Time to move out. Having a hot shower sure was nice, but my mom went back to NY, and we moved on to Playa del Carmen.
Formerly a small fishing village, Playa, as many now call it, has unfortunately lost its small-town charm, and now was, in my opinion, just a beach town with all a tourist might need, like a nudist beach (which I took my time enjoying) and an extensive pedestrian street with endless restaurants and shops where prices are in USD. In one such shop we found the most exquisite examples of Oaxacan crafts (under the cut), but buying them there would burn a crater in our pockets, so I just might try finding the artist when we get back to Oaxaca. (BTW, if you see something in my photo-collection of crafts that you would like to have, we could arrange something :)
To be completely honest, we had another reason for stopping in Playa. GreenGo was leaking oil really badly, and had to be taken to the doctor. A guy in our hostel recommended a mechanic, and first thing in the morning we left GreenGo at the garage for repair. As we were walking back to the hostel, we passed by a barber. "I could use a haircut," said Shurik tagging at his hair that was really not as bad as he sometimes lets it get, but a somewhat wild looking nonetheless, and we made a sharp turn into the shop where the barber Ricardo, aka Rayo (lightning) to his friends, who was Shurik's age, after a quick conversation and cut, invited us to go snorkeling with him on Wednesday. "I have a spear-gun. Let's meet here at ten in the morning," he said. It was his shop, and apparently on Wednesday there usually were not too many customers, so it was a date.
Ten in the morning, we were there. Not feeling the mingling vibe from the people in the hostel, and unable to find a good snorkeling spot by ourselves, we were looking forward to this. We met at the shop. "You are very punctual," mumbled Ricardo, whom I awaken from a nap, with a smile, and we drove to his house for his equipment. Fortunately, when he was getting it, Ricardo was sorry to inform us the spear-gun has rusted and was no longer functional. It was good news to me; I was not enjoying the thought of him killing something.
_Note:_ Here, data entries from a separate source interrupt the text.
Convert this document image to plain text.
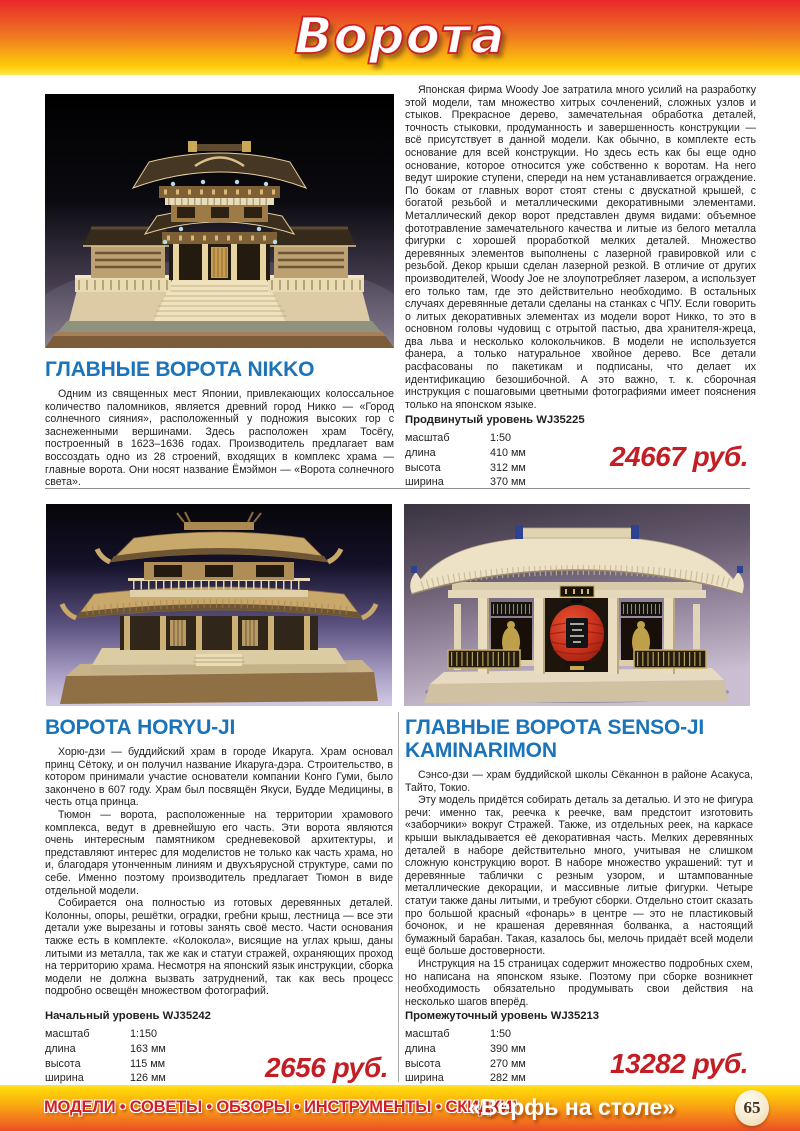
Ворота
ГЛАВНЫЕ ВОРОТА NIKKO

Одним из священных мест Японии, привлекающих колоссальное количество паломников, является древний город Никко — «Город солнечного сияния», расположенный у подножия высоких гор с заснеженными вершинами. Здесь расположен храм Тосёгу, построенный в 1623–1636 годах. Производитель предлагает вам воссоздать одно из 28 строений, входящих в комплекс храма — главные ворота. Они носят название Ёмэймон — «Ворота солнечного света».

Японская фирма Woody Joe затратила много усилий на разработку этой модели, там множество хитрых сочленений, сложных узлов и стыков. Прекрасное дерево, замечательная обработка деталей, точность стыковки, продуманность и завершенность конструкции — всё присутствует в данной модели. Как обычно, в комплекте есть основание для всей конструкции. Но здесь есть как бы еще одно основание, которое относится уже собственно к воротам. На него ведут широкие ступени, спереди на нем устанавливается ограждение. По бокам от главных ворот стоят стены с двускатной крышей, с богатой резьбой и металлическими декоративными элементами. Металлический декор ворот представлен двумя видами: объемное фототравление замечательного качества и литые из белого металла фигурки с хорошей проработкой мелких деталей. Множество деревянных элементов выполнены с лазерной гравировкой или с резьбой. Декор крыши сделан лазерной резкой. В отличие от других производителей, Woody Joe не злоупотребляет лазером, а использует его только там, где это действительно необходимо. В остальных случаях деревянные детали сделаны на станках с ЧПУ. Если говорить о литых декоративных элементах из модели ворот Никко, то это в основном головы чудовищ с отрытой пастью, два хранителя-жреца, два льва и несколько колокольчиков. В модели не используется фанера, а только натуральное хвойное дерево. Все детали расфасованы по пакетикам и подписаны, что делает их идентификацию безошибочной. А это важно, т. к. сборочная инструкция с пошаговыми цветными фотографиями имеет пояснения только на японском языке.

Продвинутый уровень WJ35225
масштаб	1:50
длина	410 мм
высота	312 мм
ширина	370 мм
24667 руб.
ВОРОТА HORYU-JI

Хорю-дзи — буддийский храм в городе Икаруга. Храм основал принц Сётоку, и он получил название Икаруга-дэра. Строительство, в котором принимали участие основатели компании Конго Гуми, было закончено в 607 году. Храм был посвящён Якуси, Будде Медицины, в честь отца принца.

Тюмон — ворота, расположенные на территории храмового комплекса, ведут в древнейшую его часть. Эти ворота являются очень интересным памятником средневековой архитектуры, и представляют интерес для моделистов не только как часть храма, но и, благодаря утонченным линиям и двухъярусной структуре, сами по себе. Именно поэтому производитель предлагает Тюмон в виде отдельной модели.

Собирается она полностью из готовых деревянных деталей. Колонны, опоры, решётки, оградки, гребни крыш, лестница — все эти детали уже вырезаны и готовы занять своё место. Части основания также есть в комплекте. «Колокола», висящие на углах крыш, даны литыми из металла, так же как и статуи стражей, охраняющих проход на территорию храма. Несмотря на японский язык инструкции, сборка модели не должна вызвать затруднений, так как весь процесс подробно освещён множеством фотографий.

ГЛАВНЫЕ ВОРОТА SENSO-JI KAMINARIMON

Сэнсо-дзи — храм буддийской школы Сёканнон в районе Асакуса, Тайто, Токио.

Эту модель придётся собирать деталь за деталью. И это не фигура речи: именно так, реечка к реечке, вам предстоит изготовить «заборчики» вокруг Стражей. Также, из отдельных реек, на каркасе крыши выкладывается её декоративная часть. Мелких деревянных деталей в наборе действительно много, учитывая не слишком сложную конструкцию ворот. В наборе множество украшений: тут и деревянные таблички с резным узором, и штампованные металлические декорации, и массивные литые фигурки. Четыре статуи также даны литыми, и требуют сборки. Отдельно стоит сказать про большой красный «фонарь» в центре — это не пластиковый бочонок, и не крашеная деревянная болванка, а настоящий бумажный барабан. Такая, казалось бы, мелочь придаёт всей модели ещё больше достоверности.

Инструкция на 15 страницах содержит множество подробных схем, но написана на японском языке. Поэтому при сборке возникнет необходимость обязательно продумывать свои действия на несколько шагов вперёд.

Начальный уровень WJ35242
масштаб	1:150
длина	163 мм
высота	115 мм
ширина	126 мм	2656 руб.
Промежуточный уровень WJ35213
масштаб	1:50
длина	390 мм
высота	270 мм
ширина	282 мм	13282 руб.
МОДЕЛИ • СОВЕТЫ • ОБЗОРЫ • ИНСТРУМЕНТЫ • СКИДКИ!
«Верфь на столе»	65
As customary in Mexico, Ricardo was moving slowly. He ate, he drank, he changed into his bathing suit, all the while talking to us, and we got a glimpse of his life. His house wasn't big; it was a 4x4 meter cement box with unpainted walls that had poorly framed pictures on it. There was an electric two-burner stove, an extensive home entertainment system, a baby crib for his one and a half year old and hanging across the room were two hammocks - a brown, and a green one. "My wife and oldest daughter (six year old) sleep in one, and I sleep in the other" Ricardo explained. It turned out the barbershop was not Ricardo's only source of income. He was collecting rent on the two houses he built on his land that, though just exactly the same size as his, had painted walls, a tile floor, and there were showers and flushing toilets. None of these features were in Ricardo's own home. His family bathed outside, under the hose, or in a basin in the washroom, which was the second room of the house and though had a toilet, would flush only by dropping a bucket of water into it. He told us his wife doesn’t like the house and wants only expensive designer shoes. "Does she work?" I inquired. "She works for me," Ricardo answered in a macho tone with a smile. "For the New Year, I'll paint the walls and put in a shower. And if not for this one, then for the next one, and for this New Year we'll have only new clothes. That's the custom." Despite it all, Ricardo himself didn't have any complaints. Well may be just one - apparently his mother was not as fond of him as of her other eight sons, and doesn't come to visit his home.
All in all, we were having an interesting time getting this inside glance, but Ricardo's wife came back home from bringing lunch to his older daughter at school, and we left for the beach - where at the reef the currents were strong, the corals purple, and the turtles fast, but not fast enough.
Two hours in the salty water and I was done. The sun was baking, and even though I was very generous earlier with applying sunscreen, I feared a burn that will leave me unable to sit for the next few days. "Cansada?" asked Ricardo seeing my face that now would get green every time I stuck it out onto the surface and see the waves. "Yeah, tired," I replied spitting out sea water so the three of us headed out, and back to Ricardo's house where we drank beer by the liter and talked about life, travel, nd what a person needs to be happy.